Moda: nasce l’etichetta contro il lavoro minorile

Nasce in Nuova Zelanda l’etichetta etica che garantisce quali sono i marchi che non utilizzano manodopera minorile. Eppure, secondo l’ Organizzazione Internazionale del Lavoro, questo non è abbastanza

di Ottavia Spaggiari

Sono 168 milioni i bambini vittime del lavoro minorile, un vero e proprio cappio che ruba l’infanzia e impedisce a tutti loro di raggiungere il proprio potenziale, di costruirsi una vita dignitosa e lo sviluppo fisico e mentale.

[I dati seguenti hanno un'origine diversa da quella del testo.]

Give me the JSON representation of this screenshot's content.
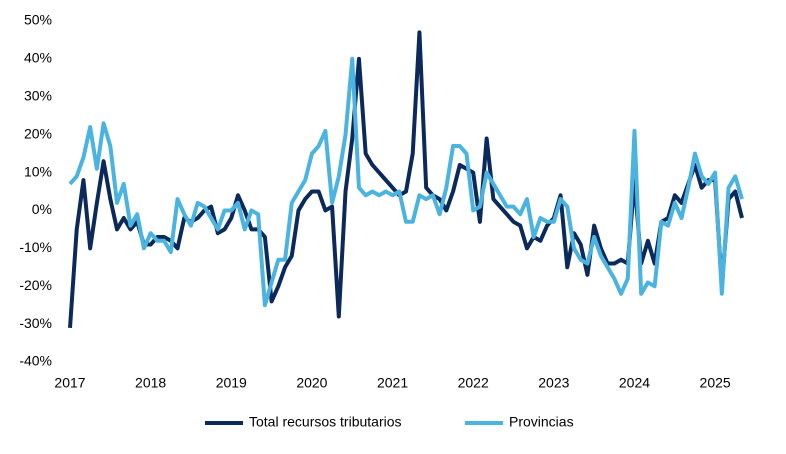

Una piaga tentacolare che colpisce minori in tutto il mondo e in tutti gli ambiti della catena di produzione, dalle coltivazioni di cotone in Uzbekistan, ai mulini in India, alle concerie, alle fabbriche in Bangladesh e che, in un’economia globalizzata è difficilissimo combattere. Fortunatamente però, c’è chi non si da per vinto, come Child Labor Free, una fondazione neozelandese che ha introdotto un sistema di etichette che punta a certificare gli abiti prodotti senza l’utilizzo di manodopera infantile.

I marchi che vogliono la certificazione, devono dare informazioni sulla manifattura dei capi, i materiali utilizzati, i fornitori e, alla fine, dare prove evidenti che, durante tutta la catena di produzione non vengono coinvolti minori. Il materiale è poi esaminato dalla società di consulenza Ernst & Young, che può anche raccomandare delle ispezioni sul campo a sorpresa, dove ritenuto necessario.

L’etichetta per ora è in fase pilota con 5 marchi neozelandesi che hanno fatto richiesta della certificazione. “Abbiamo iniziato a chiederci da dove venivano questi prodotti, come sono stati creati, chi le ha fatte e non siamo riusciti a trovare una risposta a questa domanda…volevamo creare uno strumento per i consumatori e i marchi per assicurare un dialogo trasparente e dei risultati migliori per i bambini.”

Eppure c’è chi rimane scettico sull’efficacia delle ispezioni, come Simon Steyne del Programma Internazionale per l’Eliminazione del Lavoro Minorile dell’Organizzazione Internazionale del Lavoro: “Il modo migliore per offrire garanzie contro il lavoro minorile è una presenza di sindacati indipendenti sul luogo di lavoro e un contratto collettivo.

Secondo il Guardian, nel 2011, il business delle ispezioni etiche ammontava a 80 milioni di dollari all’anno e non è comunque riuscito a impedire la tragedia del Rana Plaza o dell’Ali Enterprises a Karachi, in Pakistan, che prima di essere colpito dall’incendio del 2012 dove sono morte 254 persone e altre 55 sono rimaste ferite aveva ottenuto il certificato SA8000 dalla Social Accountability International.